In the book Outliers by Malcom Gladwell, he states the 10,000 hour rule; that is, to become successful in any enterprise, you have to practise for 10,000 hours.
He cites studies of violinists and divides the people who are capable of becoming world class musicians, and the people who are good enough to become music school teachers. The difference is in the number of hours one plays.
Please forget about talent for a moment. Talent, undoubtedly, plays a part, but after you average it out, it takes roughly 10,000 hours of practise to become really good at something. For example, a saleperson has to practise his sales pitch to clients many many times before he can deliver the pitch smoothly. However it takes more practise to learn the art of the close, as well as to recognize the customers body language and do the proper pitch.

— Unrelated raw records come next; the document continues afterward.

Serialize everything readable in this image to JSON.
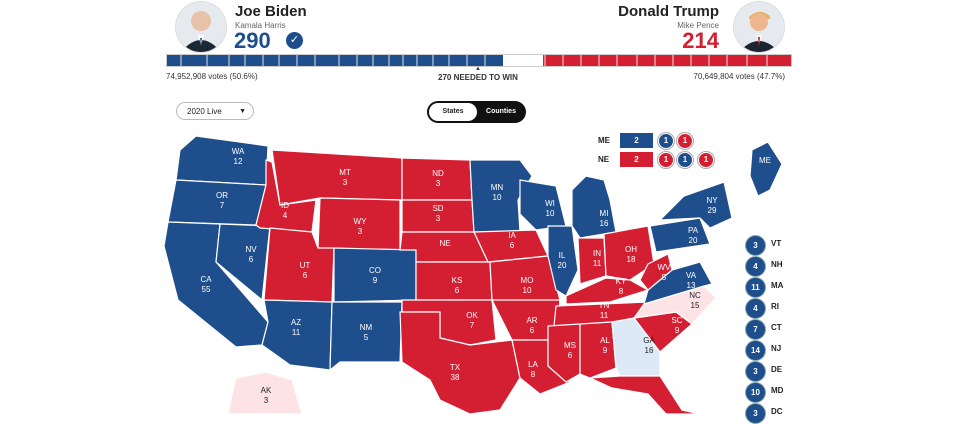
{
  "colors": {
    "dem": "#1f4e8c",
    "rep": "#d41f33",
    "tossup_rep": "#fde3e5",
    "tossup_dem": "#dde9f7",
    "bg": "#ffffff"
  },
  "biden": {
    "name": "Joe Biden",
    "vp": "Kamala Harris",
    "electoral": "290",
    "check_icon": "check-icon",
    "votes": "74,952,908 votes (50.6%)"
  },
  "trump": {
    "name": "Donald Trump",
    "vp": "Mike Pence",
    "electoral": "214",
    "votes": "70,649,804 votes (47.7%)"
  },
  "progress": {
    "dem_fraction": 0.539,
    "rep_fraction": 0.398,
    "threshold_label": "270 NEEDED TO WIN"
  },
  "controls": {
    "year_select": "2020 Live",
    "toggle": [
      "States",
      "Counties"
    ],
    "active_toggle": "States"
  },
  "districts": {
    "ME": {
      "label": "ME",
      "total": "2",
      "circles": [
        "1",
        "1"
      ]
    },
    "NE": {
      "label": "NE",
      "total": "2",
      "circles": [
        "1",
        "1",
        "1"
      ]
    }
  },
  "small_states": [
    {
      "votes": "3",
      "abbr": "VT"
    },
    {
      "votes": "4",
      "abbr": "NH"
    },
    {
      "votes": "11",
      "abbr": "MA"
    },
    {
      "votes": "4",
      "abbr": "RI"
    },
    {
      "votes": "7",
      "abbr": "CT"
    },
    {
      "votes": "14",
      "abbr": "NJ"
    },
    {
      "votes": "3",
      "abbr": "DE"
    },
    {
      "votes": "10",
      "abbr": "MD"
    },
    {
      "votes": "3",
      "abbr": "DC"
    }
  ],
  "map_states": [
    {
      "abbr": "WA",
      "ev": "12",
      "party": "dem"
    },
    {
      "abbr": "OR",
      "ev": "7",
      "party": "dem"
    },
    {
      "abbr": "CA",
      "ev": "55",
      "party": "dem"
    },
    {
      "abbr": "NV",
      "ev": "6",
      "party": "dem"
    },
    {
      "abbr": "ID",
      "ev": "4",
      "party": "rep"
    },
    {
      "abbr": "MT",
      "ev": "3",
      "party": "rep"
    },
    {
      "abbr": "WY",
      "ev": "3",
      "party": "rep"
    },
    {
      "abbr": "UT",
      "ev": "6",
      "party": "rep"
    },
    {
      "abbr": "AZ",
      "ev": "11",
      "party": "dem"
    },
    {
      "abbr": "CO",
      "ev": "9",
      "party": "dem"
    },
    {
      "abbr": "NM",
      "ev": "5",
      "party": "dem"
    },
    {
      "abbr": "ND",
      "ev": "3",
      "party": "rep"
    },
    {
      "abbr": "SD",
      "ev": "3",
      "party": "rep"
    },
    {
      "abbr": "NE",
      "ev": "",
      "party": "rep"
    },
    {
      "abbr": "KS",
      "ev": "6",
      "party": "rep"
    },
    {
      "abbr": "OK",
      "ev": "7",
      "party": "rep"
    },
    {
      "abbr": "TX",
      "ev": "38",
      "party": "rep"
    },
    {
      "abbr": "MN",
      "ev": "10",
      "party": "dem"
    },
    {
      "abbr": "IA",
      "ev": "6",
      "party": "rep"
    },
    {
      "abbr": "MO",
      "ev": "10",
      "party": "rep"
    },
    {
      "abbr": "AR",
      "ev": "6",
      "party": "rep"
    },
    {
      "abbr": "LA",
      "ev": "8",
      "party": "rep"
    },
    {
      "abbr": "WI",
      "ev": "10",
      "party": "dem"
    },
    {
      "abbr": "IL",
      "ev": "20",
      "party": "dem"
    },
    {
      "abbr": "MI",
      "ev": "16",
      "party": "dem"
    },
    {
      "abbr": "IN",
      "ev": "11",
      "party": "rep"
    },
    {
      "abbr": "OH",
      "ev": "18",
      "party": "rep"
    },
    {
      "abbr": "KY",
      "ev": "8",
      "party": "rep"
    },
    {
      "abbr": "TN",
      "ev": "11",
      "party": "rep"
    },
    {
      "abbr": "MS",
      "ev": "6",
      "party": "rep"
    },
    {
      "abbr": "AL",
      "ev": "9",
      "party": "rep"
    },
    {
      "abbr": "GA",
      "ev": "16",
      "party": "tossup_dem"
    },
    {
      "abbr": "FL",
      "ev": "29",
      "party": "rep"
    },
    {
      "abbr": "SC",
      "ev": "9",
      "party": "rep"
    },
    {
      "abbr": "NC",
      "ev": "15",
      "party": "tossup_rep"
    },
    {
      "abbr": "VA",
      "ev": "13",
      "party": "dem"
    },
    {
      "abbr": "WV",
      "ev": "5",
      "party": "rep"
    },
    {
      "abbr": "PA",
      "ev": "20",
      "party": "dem"
    },
    {
      "abbr": "NY",
      "ev": "29",
      "party": "dem"
    },
    {
      "abbr": "ME",
      "ev": "",
      "party": "dem"
    },
    {
      "abbr": "AK",
      "ev": "3",
      "party": "tossup_rep"
    }
  ]
}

The book also gave an example on a guy called Bill Joy (if I remember correctly) and Bill Gates. Both were forunate to have he change to practise their computer programming skills so much during their university and teenage years respectively that when it is their turn to step up and program, they are more than good enough. Which is why the first guy is the founder of sun microsystems, and the other, as everyone knows, Microsoft.

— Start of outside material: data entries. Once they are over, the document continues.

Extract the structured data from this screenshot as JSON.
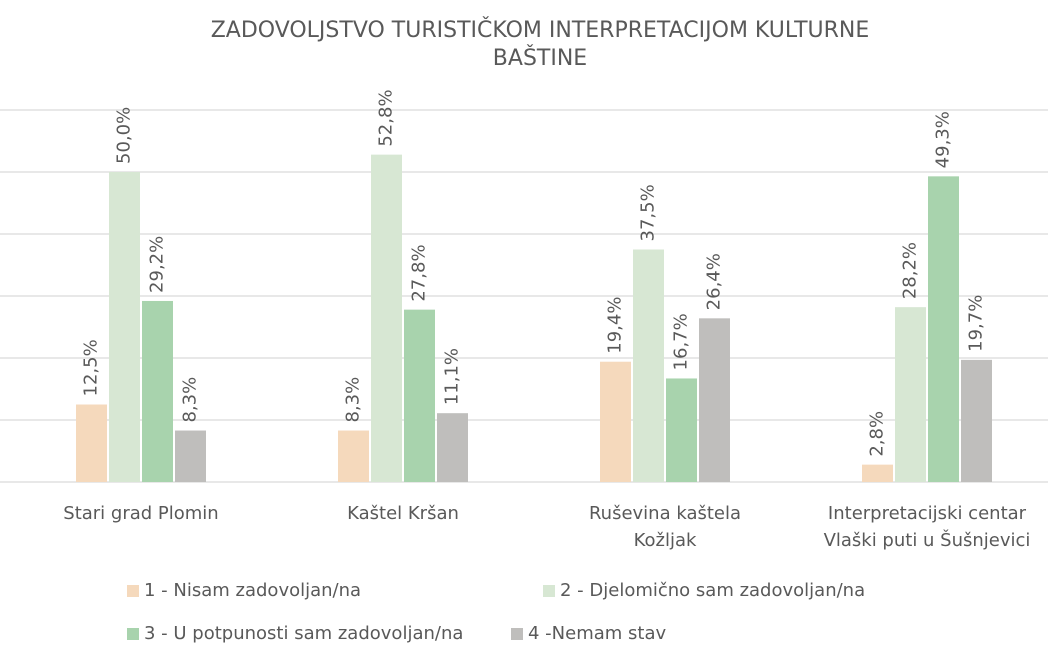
{
  "chart_data": {
    "type": "bar",
    "title": "ZADOVOLJSTVO TURISTIČKOM INTERPRETACIJOM KULTURNE\nBAŠTINE",
    "categories": [
      "Stari grad Plomin",
      "Kaštel Kršan",
      "Ruševina kaštela\nKožljak",
      "Interpretacijski centar\nVlaški puti u Šušnjevici"
    ],
    "series": [
      {
        "name": "1 - Nisam zadovoljan/na",
        "color": "#f5d9bc",
        "values": [
          12.5,
          8.3,
          19.4,
          2.8
        ],
        "value_labels": [
          "12,5%",
          "8,3%",
          "19,4%",
          "2,8%"
        ]
      },
      {
        "name": "2 - Djelomično sam zadovoljan/na",
        "color": "#d7e7d3",
        "values": [
          50.0,
          52.8,
          37.5,
          28.2
        ],
        "value_labels": [
          "50,0%",
          "52,8%",
          "37,5%",
          "28,2%"
        ]
      },
      {
        "name": "3 - U potpunosti sam zadovoljan/na",
        "color": "#a8d3ad",
        "values": [
          29.2,
          27.8,
          16.7,
          49.3
        ],
        "value_labels": [
          "29,2%",
          "27,8%",
          "16,7%",
          "49,3%"
        ]
      },
      {
        "name": "4 -Nemam stav",
        "color": "#bfbebc",
        "values": [
          8.3,
          11.1,
          26.4,
          19.7
        ],
        "value_labels": [
          "8,3%",
          "11,1%",
          "26,4%",
          "19,7%"
        ]
      }
    ],
    "ylim": [
      0,
      60
    ],
    "yticks": [
      0,
      10,
      20,
      30,
      40,
      50,
      60
    ],
    "grid": true,
    "legend": "bottom"
  }
}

Even Steve Jobs had practise assembling and designing his own computers.
I once read a quote from Bruce Lee that goes like this: I do not fear the man who practises 10,000 kicks one time each, but one kick 10,000 times.

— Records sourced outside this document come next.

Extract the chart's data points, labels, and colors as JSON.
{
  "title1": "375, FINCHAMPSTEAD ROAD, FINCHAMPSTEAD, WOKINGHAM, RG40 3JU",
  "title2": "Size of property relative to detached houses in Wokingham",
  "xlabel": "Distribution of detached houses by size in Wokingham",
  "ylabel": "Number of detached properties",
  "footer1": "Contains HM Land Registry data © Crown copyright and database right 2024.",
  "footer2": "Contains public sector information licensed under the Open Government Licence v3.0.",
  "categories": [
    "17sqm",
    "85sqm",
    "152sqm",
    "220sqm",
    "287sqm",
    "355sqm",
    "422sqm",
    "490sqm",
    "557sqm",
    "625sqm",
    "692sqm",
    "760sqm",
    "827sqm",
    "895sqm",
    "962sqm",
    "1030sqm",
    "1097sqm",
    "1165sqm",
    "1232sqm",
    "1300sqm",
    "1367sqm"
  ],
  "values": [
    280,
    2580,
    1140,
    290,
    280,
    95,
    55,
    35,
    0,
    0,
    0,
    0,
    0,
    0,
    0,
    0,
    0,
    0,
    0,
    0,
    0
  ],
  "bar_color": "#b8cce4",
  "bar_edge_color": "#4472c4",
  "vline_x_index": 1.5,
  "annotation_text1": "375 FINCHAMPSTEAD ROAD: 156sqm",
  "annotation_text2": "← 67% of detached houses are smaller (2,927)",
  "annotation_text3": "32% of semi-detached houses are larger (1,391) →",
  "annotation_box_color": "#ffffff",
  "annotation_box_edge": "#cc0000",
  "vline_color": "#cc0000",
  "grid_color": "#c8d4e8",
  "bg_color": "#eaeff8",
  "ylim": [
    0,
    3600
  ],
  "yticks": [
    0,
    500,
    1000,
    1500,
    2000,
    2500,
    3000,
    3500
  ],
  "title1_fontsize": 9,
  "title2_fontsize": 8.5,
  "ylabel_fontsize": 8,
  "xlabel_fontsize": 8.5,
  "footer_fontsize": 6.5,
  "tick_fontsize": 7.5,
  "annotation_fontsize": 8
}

Practise indeed makes perfect. If anyone doubts the examples because they are written, then I shall provide my own example. I obtained good results in programming aspects of my modules in NUS for just one simple reason.
I started making my own websites when i was 13. I learnt HTML, then CSS. Both are not programming, but it led me to learn PHP, and by the time I took my own programming module, I had already built a tuition website with a database of tutors. Although I did not practise 10,000 hours, it gave me a great headstart. If I had spent 10,000 hours on it, I might have been much better.
A little bit of practise goes a long way. Hence work hard and practise your trade for 10,000 hours so you will be good at it.